2. The aluminum alloy rod corrosion resistance inspection system of claim 1, wherein, The clamping mechanism (3) also includes a connecting block (31), which is rotatably installed in the rotating groove a (22). Several slide rail grooves (311) are symmetrically opened on the lower surface of the connecting block (31). A lead screw (312) is rotatably installed in the slide rail groove (311). The lead screw (312) is a multi-segment reverse lead screw.
3. The aluminum alloy rod corrosion resistance inspection system of claim 1, wherein, A motor (21) is fixedly installed at the center of the upper surface of the cover (2). The output shaft of the motor (21) passes through the cover (2) and is fixedly connected to the center of the upper surface of the connecting block (31).
4. The aluminum alloy rod corrosion resistance inspection system of claim 1, wherein, A connecting rod (321) is fixedly installed on the arc wall of the mounting block (32). A screw nut (322) is fixedly installed on the upper surface of the connecting rod (321). The screw nut (322) is snapped into the slide rail groove (311). The screw nut (322) is threadedly engaged with the screw (312).

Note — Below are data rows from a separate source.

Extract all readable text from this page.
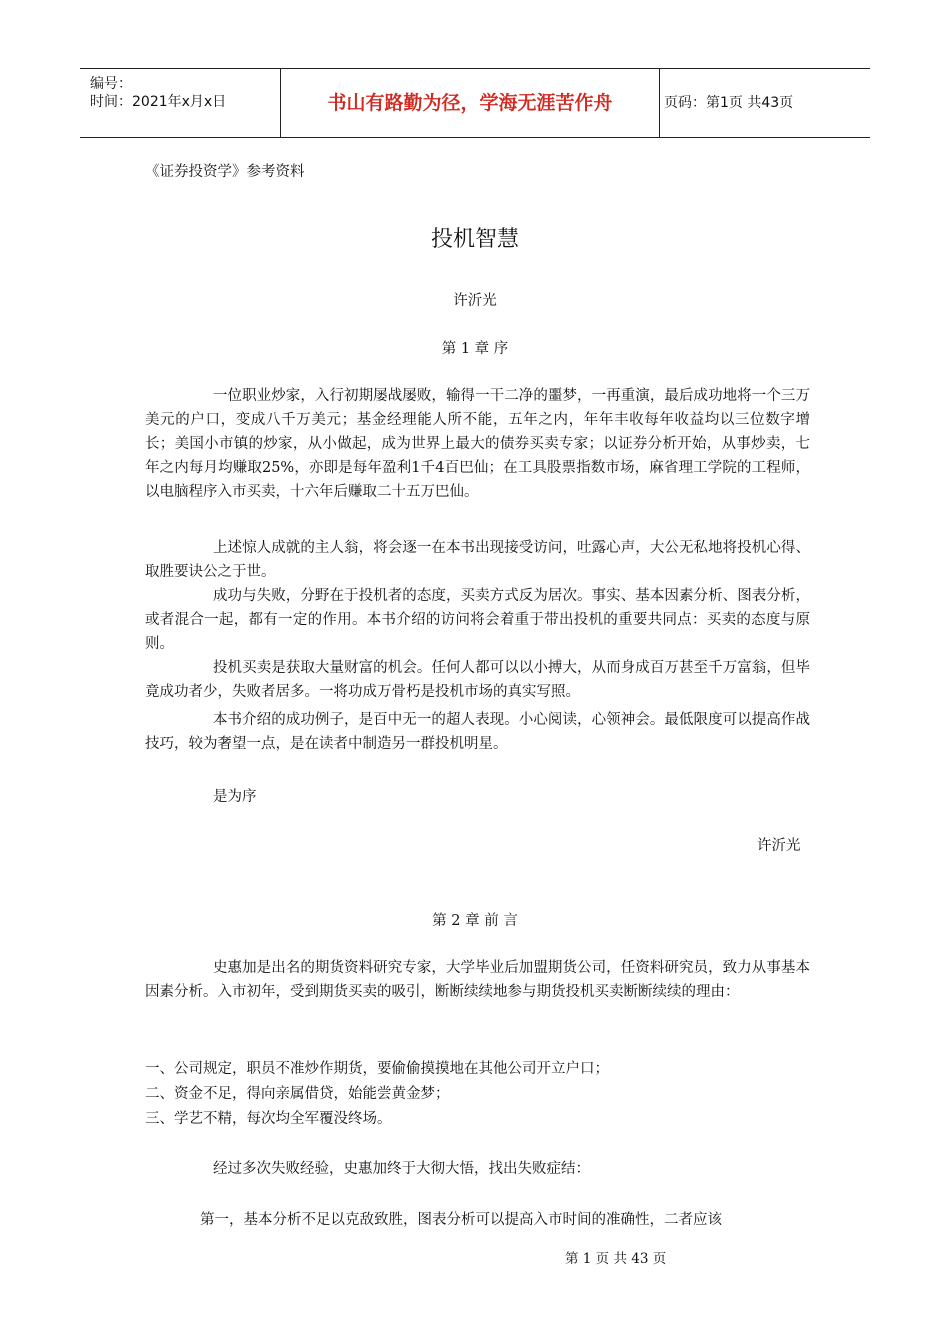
编号：
时间：2021年x月x日	书山有路勤为径，学海无涯苦作舟	页码：第1页 共43页
《证券投资学》参考资料
投机智慧
许沂光
第 1 章 序

一位职业炒家，入行初期屡战屡败，输得一干二净的噩梦，一再重演，最后成功地将一个三万美元的户口，变成八千万美元；基金经理能人所不能，五年之内，年年丰收每年收益均以三位数字增长；美国小市镇的炒家，从小做起，成为世界上最大的债券买卖专家；以证券分析开始，从事炒卖，七年之内每月均赚取25%，亦即是每年盈利1千4百巴仙；在工具股票指数市场，麻省理工学院的工程师，以电脑程序入市买卖，十六年后赚取二十五万巴仙。

上述惊人成就的主人翁，将会逐一在本书出现接受访问，吐露心声，大公无私地将投机心得、取胜要诀公之于世。

成功与失败，分野在于投机者的态度，买卖方式反为居次。事实、基本因素分析、图表分析，或者混合一起，都有一定的作用。本书介绍的访问将会着重于带出投机的重要共同点：买卖的态度与原则。

投机买卖是获取大量财富的机会。任何人都可以以小搏大，从而身成百万甚至千万富翁，但毕竟成功者少，失败者居多。一将功成万骨朽是投机市场的真实写照。

本书介绍的成功例子，是百中无一的超人表现。小心阅读，心领神会。最低限度可以提高作战技巧，较为奢望一点，是在读者中制造另一群投机明星。

是为序
许沂光
第 2 章 前 言

史惠加是出名的期货资料研究专家，大学毕业后加盟期货公司，任资料研究员，致力从事基本因素分析。入市初年，受到期货买卖的吸引，断断续续地参与期货投机买卖断断续续的理由：

一、公司规定，职员不准炒作期货，要偷偷摸摸地在其他公司开立户口；
二、资金不足，得向亲属借贷，始能尝黄金梦；
三、学艺不精，每次均全军覆没终场。
经过多次失败经验，史惠加终于大彻大悟，找出失败症结：
第一，基本分析不足以克敌致胜，图表分析可以提高入市时间的准确性，二者应该
第 1 页 共 43 页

5. The aluminum alloy rod corrosion resistance inspection system of claim 1, wherein, The mounting block (32) has a rotating groove b (34) inside, and the telescopic groove (342) connects to the rotating groove b (34). The outer arc wall of the mounting block (32) has a connecting groove (341) connecting to the rotating groove b (34). A limit ring (35) is rotatably installed inside the rotating groove b (34).
6. The aluminum alloy rod corrosion resistance inspection system of claim 1, wherein The inner wall of the telescopic groove (342) is symmetrically provided with several installation grooves (343). A spring (362) is fixedly installed in the installation groove (343). The other end of the spring (362) is fixedly connected to the clamping block (36). One side of the clamping block (36) is a concave arc structure, and a protrusion b (361) is fixedly installed on the other side of the clamping block (36).
7. The aluminum alloy rod corrosion resistance inspection system of claim 5, wherein, A number of protrusions a (351) are fixedly installed on the inner arc wall of the limiting ring (35), and a push handle (352) is fixedly installed on the outer arc wall of the limiting ring (35). The push handle (352) is slidably engaged in the connecting groove (341). A fixing screw hole (353) is opened through the surface of the push handle (352), and a fixing bolt is installed in the thread of the fixing screw hole (353).
8. The aluminum alloy rod corrosion resistance inspection system of claim 1, wherein, Several salt spray nozzles (12) are fixedly installed at the bottom of the test chamber (11), and the salt spray nozzles (12) are tilted upward towards the middle of the test chamber (11).